Over the past several months, the author of the following article, Joseph Cascarelli, and I have conversed many times. Ours is a relationship that began with a simple thank-you note I sent him. He had written an article on retiring from his career as a trial lawyer and what he thought was most important about retirement. In my view, it was spot on.

As we conversed one day, he casually mentioned another article he had written entitled “My Father’s Crucifix” and offered to send it to me. When I read it, I found it so profound on so many levels that I wanted to share it with you here.

Please let me know what you think.

De Colores!

Tommy Smith
Lay Coordinator / South Carolina Catholic Cursillo

My Father’s Crucifix: A Father’s Day Story of Devotion in Wartime and Peace

By Joseph Cascarelli

A crucifix recovered from the ruins of World War II becomes a lasting symbol of faith, reverence, and fatherly strength.

This story is about my father’s crucifix.

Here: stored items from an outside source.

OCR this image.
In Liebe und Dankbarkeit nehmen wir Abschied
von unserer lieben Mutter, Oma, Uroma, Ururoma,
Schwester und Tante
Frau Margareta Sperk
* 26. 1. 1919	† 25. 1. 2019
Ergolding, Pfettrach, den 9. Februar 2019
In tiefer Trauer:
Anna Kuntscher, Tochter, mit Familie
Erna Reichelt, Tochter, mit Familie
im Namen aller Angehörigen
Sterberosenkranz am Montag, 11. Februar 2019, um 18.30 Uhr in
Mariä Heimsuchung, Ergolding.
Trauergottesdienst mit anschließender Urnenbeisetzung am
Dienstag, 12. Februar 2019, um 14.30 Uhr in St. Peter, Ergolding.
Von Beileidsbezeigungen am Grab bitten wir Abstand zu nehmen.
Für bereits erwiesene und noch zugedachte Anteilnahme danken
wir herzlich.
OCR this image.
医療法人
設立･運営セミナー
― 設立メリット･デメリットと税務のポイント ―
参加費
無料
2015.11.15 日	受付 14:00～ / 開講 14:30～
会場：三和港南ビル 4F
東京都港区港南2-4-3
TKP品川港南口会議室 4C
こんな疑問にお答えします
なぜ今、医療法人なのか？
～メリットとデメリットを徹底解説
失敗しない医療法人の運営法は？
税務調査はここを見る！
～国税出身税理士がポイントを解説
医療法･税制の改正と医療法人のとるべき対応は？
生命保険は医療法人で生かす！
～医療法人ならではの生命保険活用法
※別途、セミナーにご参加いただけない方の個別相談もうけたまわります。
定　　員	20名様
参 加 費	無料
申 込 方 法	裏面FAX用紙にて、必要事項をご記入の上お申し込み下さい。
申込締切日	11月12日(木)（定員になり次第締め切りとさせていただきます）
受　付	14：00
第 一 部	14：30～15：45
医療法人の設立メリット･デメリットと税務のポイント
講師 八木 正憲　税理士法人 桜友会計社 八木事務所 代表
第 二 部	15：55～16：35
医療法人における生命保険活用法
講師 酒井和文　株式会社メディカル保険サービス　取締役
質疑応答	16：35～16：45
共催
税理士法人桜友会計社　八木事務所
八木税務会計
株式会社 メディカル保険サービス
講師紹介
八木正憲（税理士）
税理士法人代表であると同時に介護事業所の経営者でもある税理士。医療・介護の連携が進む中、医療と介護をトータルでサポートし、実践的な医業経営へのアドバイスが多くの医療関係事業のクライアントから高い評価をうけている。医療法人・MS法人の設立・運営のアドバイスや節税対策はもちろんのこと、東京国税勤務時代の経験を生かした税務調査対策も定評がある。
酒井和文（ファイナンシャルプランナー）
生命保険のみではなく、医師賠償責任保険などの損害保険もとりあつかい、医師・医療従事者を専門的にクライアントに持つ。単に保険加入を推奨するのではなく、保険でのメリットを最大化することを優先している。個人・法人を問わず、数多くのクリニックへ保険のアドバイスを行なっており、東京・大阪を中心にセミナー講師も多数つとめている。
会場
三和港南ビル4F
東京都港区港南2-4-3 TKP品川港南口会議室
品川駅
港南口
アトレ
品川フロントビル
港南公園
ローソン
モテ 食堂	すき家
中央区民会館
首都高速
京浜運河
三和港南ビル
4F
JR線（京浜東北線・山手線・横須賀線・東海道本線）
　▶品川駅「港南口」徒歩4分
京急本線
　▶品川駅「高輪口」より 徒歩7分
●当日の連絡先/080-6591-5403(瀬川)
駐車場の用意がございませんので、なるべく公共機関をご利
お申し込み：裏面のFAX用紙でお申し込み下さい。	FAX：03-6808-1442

I was around 4 years old. I remember kneeling at my bed, my father at my side, looking up at my blue-colored wall, where hung a crucifix between pictures of the Sacred Heart and the Immaculate Heart.

I remember my father telling me, “Someday you are going to be an altar boy, and you will need to know your prayers in Latin.”

And so, my father taught me the Prayers at the Foot of the Altar and other prayers, including the Pater Noster — the Our Father — in Latin. He would nightly kneel with me before that crucifix, praying and teaching me my prayers in Latin.